I have a time series dataset in a .csv file that I want to process with Pandas (using Canopy). The column names from the file are a mix of strings and isotopic numbers.
cycles 40 38.02 35.98 P4
0 1 1.1e-8 4.4e-8 7.7e-8 8.8e-7
1 2 2.2e-8 5.5e-8 8.8e-8 8.7e-7
2 3 3.3e-8 6.6e-8 9.9e-8 8.6e-7
I would like this DataFrame to look like this
cycles 40 38 36 P4
0 1 1.1e-8 4.4e-8 7.7e-8 8.8e-7
1 2 2.2e-8 5.5e-8 8.8e-8 8.7e-7
2 3 3.3e-8 6.6e-8 9.9e-8 8.6e-7
The .csv files won't always have exactly the same column names; they numbers could be slightly different from file to file. To handle this, I've sampled the column names and rounded the values to the nearest integer.This is what my code looks like so far:
import pandas as pd
import numpy as np
df = {'cycles':[1,2,3],'40':[1.1e-8,2.2e-8,3.3e-8],'38.02':[4.4e-8,5.5e-8, 6.6e-8],'35.98':[7.7e-8,8.8e-8,9.9e-8,],'P4':[8.8e-7,8.7e-7,8.6e-7]}
df = pd.DataFrame(df, columns=['cycles', '40', '38.02', '35.98', 'P4'])
colHeaders = df.columns.values.tolist()
colHeaders[1:4] = list(map(float, colHeaders[1:4]))
colHeaders[1:4] = list(map(np.around, colHeaders[1:4]))
colHeaders[1:4] = list(map(int, colHeaders[1:4]))

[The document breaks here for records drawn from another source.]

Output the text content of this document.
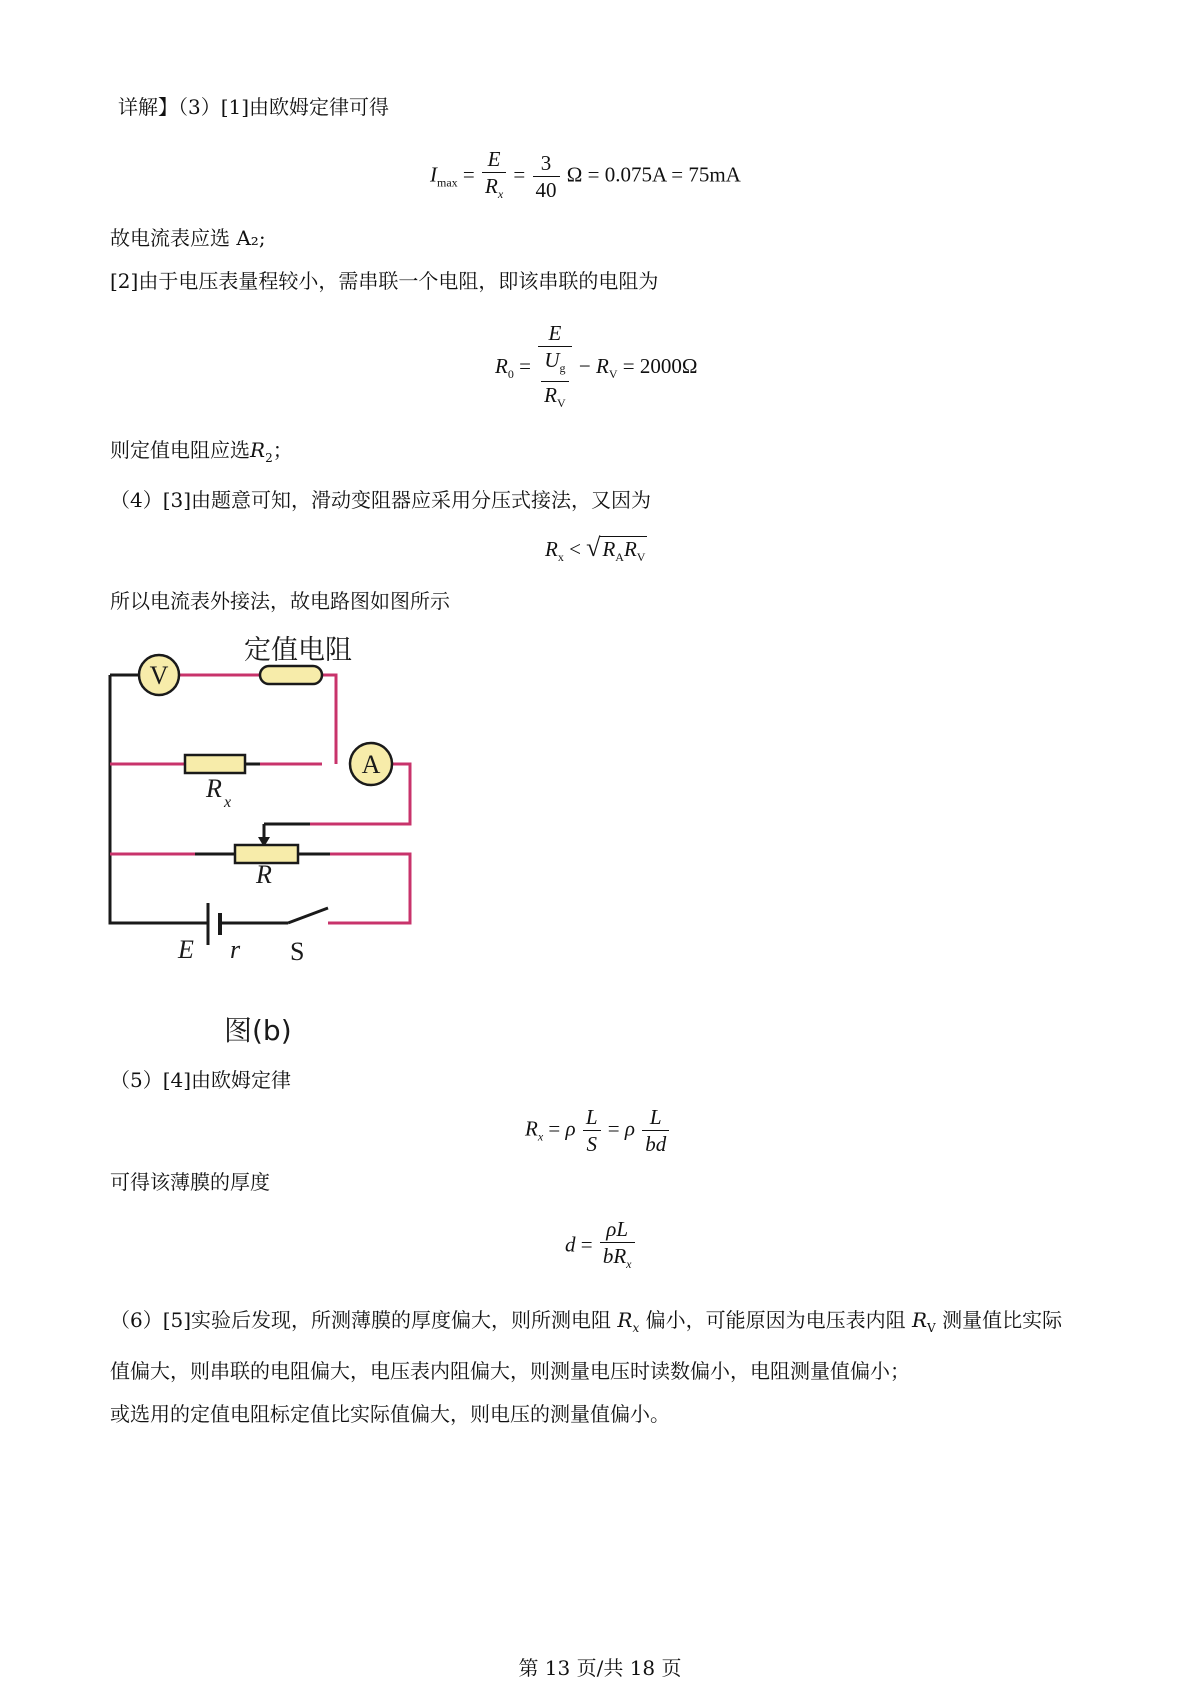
详解】（3）[1]由欧姆定律可得
$I_{max} = \frac{E}{R_x} = \frac{3}{40}$ Ω = 0.075A = 75mA
故电流表应选 A₂;
[2]由于电压表量程较小，需串联一个电阻，即该串联的电阻为
$R_0 = E$
$U_g$
$R_V - R_V = 2000\Omega$
则定值电阻应选$R_2$；
（4）[3]由题意可知，滑动变阻器应采用分压式接法，又因为
$R_x < √R_AR_V$
所以电流表外接法，故电路图如图所示
V
定值电阻
R x
A
R
E r S
图(b)
（5）[4]由欧姆定律
$R_x = \rho \frac{L}{S} = \rho \frac{L}{bd}$
可得该薄膜的厚度
$d = \frac{\rho L}{bR_x}$
（6）[5]实验后发现，所测薄膜的厚度偏大，则所测电阻 $R_x$ 偏小，可能原因为电压表内阻 $R_V$ 测量值比实际
值偏大，则串联的电阻偏大，电压表内阻偏大，则测量电压时读数偏小，电阻测量值偏小；
或选用的定值电阻标定值比实际值偏大，则电压的测量值偏小。
第 13 页/共 18 页
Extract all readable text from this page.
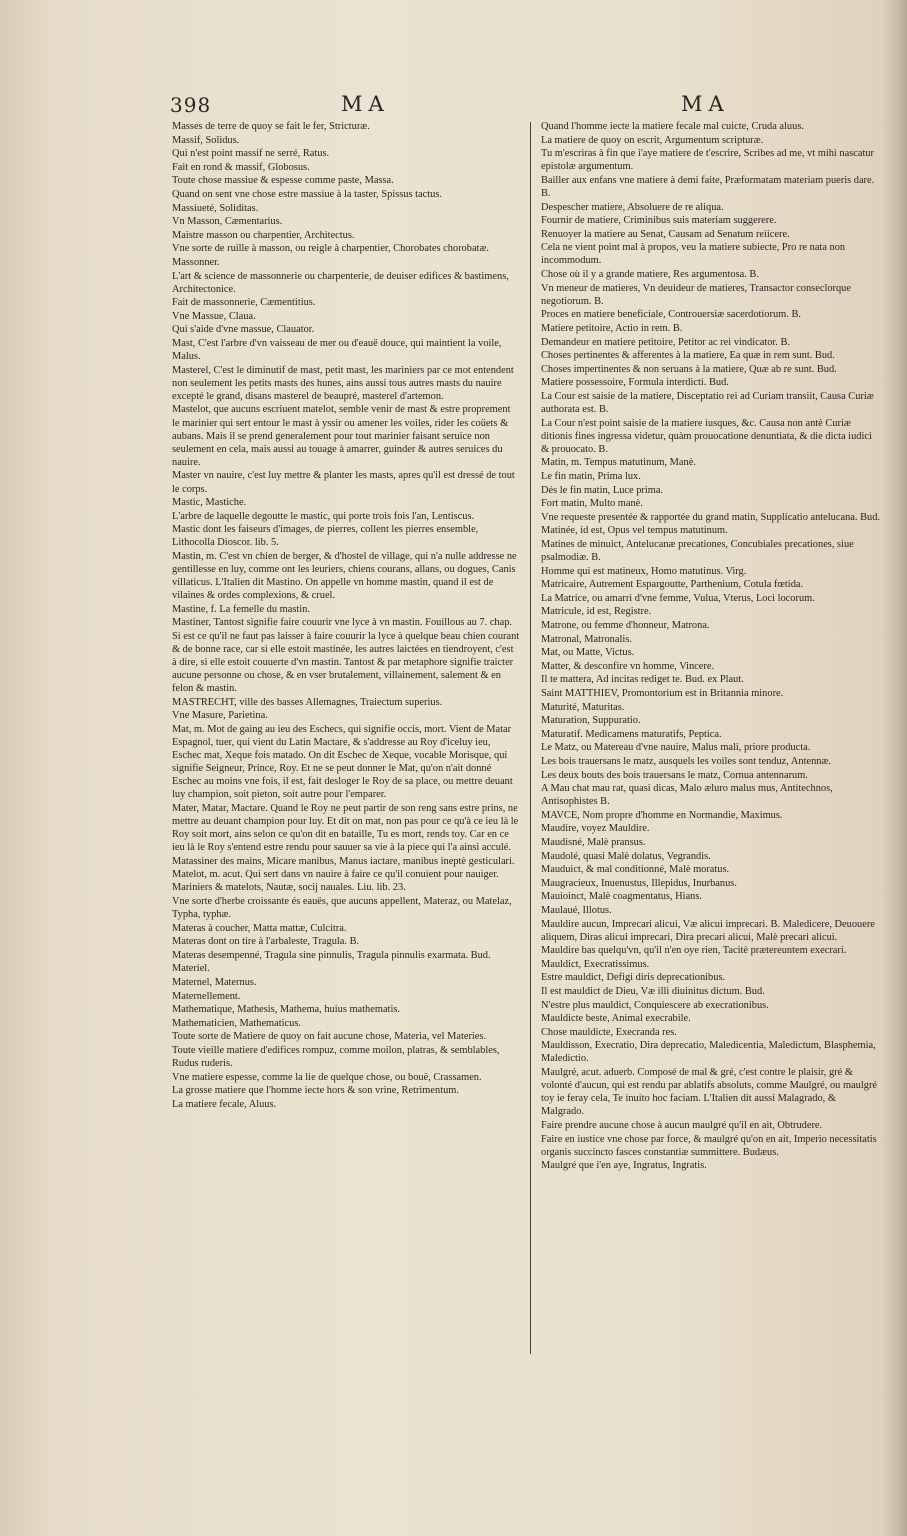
398	MA	MA
Masses de terre de quoy se fait le fer, Stricturæ.
Massif, Solidus.
Qui n'est point massif ne serré, Ratus.
Fait en rond & massif, Globosus.
Toute chose massiue & espesse comme paste, Massa.
Quand on sent vne chose estre massiue à la taster, Spissus tactus.
Massiueté, Soliditas.
Vn Masson, Cæmentarius.
Maistre masson ou charpentier, Architectus.
Vne sorte de ruille à masson, ou reigle à charpentier, Chorobates chorobatæ.
Massonner.
L'art & science de massonnerie ou charpenterie, de deuiser edifices & bastimens, Architectonice.
Fait de massonnerie, Cæmentitius.
Vne Massue, Claua.
Qui s'aide d'vne massue, Clauator.
Mast, C'est l'arbre d'vn vaisseau de mer ou d'eauë douce, qui maintient la voile, Malus.
Masterel, C'est le diminutif de mast, petit mast, les mariniers par ce mot entendent non seulement les petits masts des hunes, ains aussi tous autres masts du nauire excepté le grand, disans masterel de beaupré, masterel d'artemon.
Mastelot, que aucuns escriuent matelot, semble venir de mast & estre proprement le marinier qui sert entour le mast à yssir ou amener les voiles, rider les coüets & aubans. Mais il se prend generalement pour tout marinier faisant seruice non seulement en cela, mais aussi au touage à amarrer, guinder & autres seruices du nauire.
Master vn nauire, c'est luy mettre & planter les masts, apres qu'il est dressé de tout le corps.
Mastic, Mastiche.
L'arbre de laquelle degoutte le mastic, qui porte trois fois l'an, Lentiscus.
Mastic dont les faiseurs d'images, de pierres, collent les pierres ensemble, Lithocolla Dioscor. lib. 5.
Mastin, m. C'est vn chien de berger, & d'hostel de village, qui n'a nulle addresse ne gentillesse en luy, comme ont les leuriers, chiens courans, allans, ou dogues, Canis villaticus. L'Italien dit Mastino. On appelle vn homme mastin, quand il est de vilaines & ordes complexions, & cruel.
Mastine, f. La femelle du mastin.
Mastiner, Tantost signifie faire couurir vne lyce à vn mastin. Fouillous au 7. chap. Si est ce qu'il ne faut pas laisser à faire couurir la lyce à quelque beau chien courant & de bonne race, car si elle estoit mastinée, les autres laictées en tiendroyent, c'est à dire, si elle estoit couuerte d'vn mastin. Tantost & par metaphore signifie traicter aucune personne ou chose, & en vser brutalement, villainement, salement & en felon & mastin.
MASTRECHT, ville des basses Allemagnes, Traiectum superius.
Vne Masure, Parietina.
Mat, m. Mot de gaing au ieu des Eschecs, qui signifie occis, mort. Vient de Matar Espagnol, tuer, qui vient du Latin Mactare, & s'addresse au Roy d'iceluy ieu, Eschec mat, Xeque fois matado. On dit Eschec de Xeque, vocable Morisque, qui signifie Seigneur, Prince, Roy. Et ne se peut donner le Mat, qu'on n'ait donné Eschec au moins vne fois, il est, fait desloger le Roy de sa place, ou mettre deuant luy champion, soit pieton, soit autre pour l'emparer.
Mater, Matar, Mactare. Quand le Roy ne peut partir de son reng sans estre prins, ne mettre au deuant champion pour luy. Et dit on mat, non pas pour ce qu'à ce ieu là le Roy soit mort, ains selon ce qu'on dit en bataille, Tu es mort, rends toy. Car en ce ieu là le Roy s'entend estre rendu pour sauuer sa vie à la piece qui l'a ainsi acculé.
Matassiner des mains, Micare manibus, Manus iactare, manibus ineptè gesticulari.
Matelot, m. acut. Qui sert dans vn nauire à faire ce qu'il conuient pour nauiger. Mariniers & matelots, Nautæ, socij nauales. Liu. lib. 23.
Vne sorte d'herbe croissante és eauës, que aucuns appellent, Materaz, ou Matelaz, Typha, typhæ.
Materas à coucher, Matta mattæ, Culcitra.
Materas dont on tire à l'arbaleste, Tragula. B.
Materas desempenné, Tragula sine pinnulis, Tragula pinnulis exarmata. Bud.
Materiel.
Maternel, Maternus.
Maternellement.
Mathematique, Mathesis, Mathema, huius mathematis.
Mathematicien, Mathematicus.
Toute sorte de Matiere de quoy on fait aucune chose, Materia, vel Materies.
Toute vieille matiere d'edifices rompuz, comme moilon, platras, & semblables, Rudus ruderis.
Vne matiere espesse, comme la lie de quelque chose, ou bouë, Crassamen.
La grosse matiere que l'homme iecte hors & son vrine, Retrimentum.
La matiere fecale, Aluus.
Quand l'homme iecte la matiere fecale mal cuicte, Cruda aluus.
La matiere de quoy on escrit, Argumentum scripturæ.
Tu m'escriras à fin que i'aye matiere de t'escrire, Scribes ad me, vt mihi nascatur epistolæ argumentum.
Bailler aux enfans vne matiere à demi faite, Præformatam materiam pueris dare. B.
Despescher matiere, Absoluere de re aliqua.
Fournir de matiere, Criminibus suis materiam suggerere.
Renuoyer la matiere au Senat, Causam ad Senatum reiicere.
Cela ne vient point mal à propos, veu la matiere subiecte, Pro re nata non incommodum.
Chose où il y a grande matiere, Res argumentosa. B.
Vn meneur de matieres, Vn deuideur de matieres, Transactor conseclorque negotiorum. B.
Proces en matiere beneficiale, Controuersiæ sacerdotiorum. B.
Matiere petitoire, Actio in rem. B.
Demandeur en matiere petitoire, Petitor ac rei vindicator. B.
Choses pertinentes & afferentes à la matiere, Ea quæ in rem sunt. Bud.
Choses impertinentes & non seruans à la matiere, Quæ ab re sunt. Bud.
Matiere possessoire, Formula interdicti. Bud.
La Cour est saisie de la matiere, Disceptatio rei ad Curiam transiit, Causa Curiæ authorata est. B.
La Cour n'est point saisie de la matiere iusques, &c. Causa non antè Curiæ ditionis fines ingressa videtur, quàm prouocatione denuntiata, & die dicta iudici & prouocato. B.
Matin, m. Tempus matutinum, Manè.
Le fin matin, Prima lux.
Dés le fin matin, Luce prima.
Fort matin, Multo manè.
Vne requeste presentée & rapportée du grand matin, Supplicatio antelucana. Bud.
Matinée, id est, Opus vel tempus matutinum.
Matines de minuict, Antelucanæ precationes, Concubiales precationes, siue psalmodiæ. B.
Homme qui est matineux, Homo matutinus. Virg.
Matricaire, Autrement Espargoutte, Parthenium, Cotula fœtida.
La Matrice, ou amarri d'vne femme, Vulua, Vterus, Loci locorum.
Matricule, id est, Registre.
Matrone, ou femme d'honneur, Matrona.
Matronal, Matronalis.
Mat, ou Matte, Victus.
Matter, & desconfire vn homme, Vincere.
Il te mattera, Ad incitas rediget te. Bud. ex Plaut.
Saint MATTHIEV, Promontorium est in Britannia minore.
Maturité, Maturitas.
Maturation, Suppuratio.
Maturatif. Medicamens maturatifs, Peptica.
Le Matz, ou Matereau d'vne nauire, Malus mali, priore producta.
Les bois trauersans le matz, ausquels les voiles sont tenduz, Antennæ.
Les deux bouts des bois trauersans le matz, Cornua antennarum.
A Mau chat mau rat, quasi dicas, Malo æluro malus mus, Antitechnos, Antisophistes B.
MAVCE, Nom propre d'homme en Normandie, Maximus.
Maudire, voyez Mauldire.
Maudisné, Malè pransus.
Maudolé, quasi Malè dolatus, Vegrandis.
Mauduict, & mal conditionné, Malè moratus.
Maugracieux, Inuenustus, Illepidus, Inurbanus.
Mauioinct, Malè coagmentatus, Hians.
Maulaué, Illotus.
Mauldire aucun, Imprecari alicui, Væ alicui imprecari. B. Maledicere, Deuouere aliquem, Diras alicui imprecari, Dira precari alicui, Malè precari alicui.
Mauldire bas quelqu'vn, qu'il n'en oye rien, Tacitè prætereuntem execrari.
Mauldict, Execratissimus.
Estre mauldict, Defigi diris deprecationibus.
Il est mauldict de Dieu, Væ illi diuinitus dictum. Bud.
N'estre plus mauldict, Conquiescere ab execrationibus.
Mauldicte beste, Animal execrabile.
Chose mauldicte, Execranda res.
Mauldisson, Execratio, Dira deprecatio, Maledicentia, Maledictum, Blasphemia, Maledictio.
Maulgré, acut. aduerb. Composé de mal & gré, c'est contre le plaisir, gré & volonté d'aucun, qui est rendu par ablatifs absoluts, comme Maulgré, ou maulgré toy ie feray cela, Te inuito hoc faciam. L'Italien dit aussi Malagrado, & Malgrado.
Faire prendre aucune chose à aucun maulgré qu'il en ait, Obtrudere.
Faire en iustice vne chose par force, & maulgré qu'on en ait, Imperio necessitatis organis succincto fasces constantiæ summittere. Budæus.
Maulgré que i'en aye, Ingratus, Ingratis.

colHeaders = list(map(str, colHeaders))
I tried df.rename(columns={df.loc[ 1 ]:colHeaders[ 0 ]}, ...), but I get this error:
TypeError: 'Series' objects are mutable, thus they cannot be hashed
I've read this post as well as the pandas 0.17 documentation, but I can't figure out how to use it to selectively replace the column names in a way that doesn't require me to assign new column names manually like this post.
I'm fairly new to Python and I've never posted on StackOverflow before, so any help would be greatly appreciated.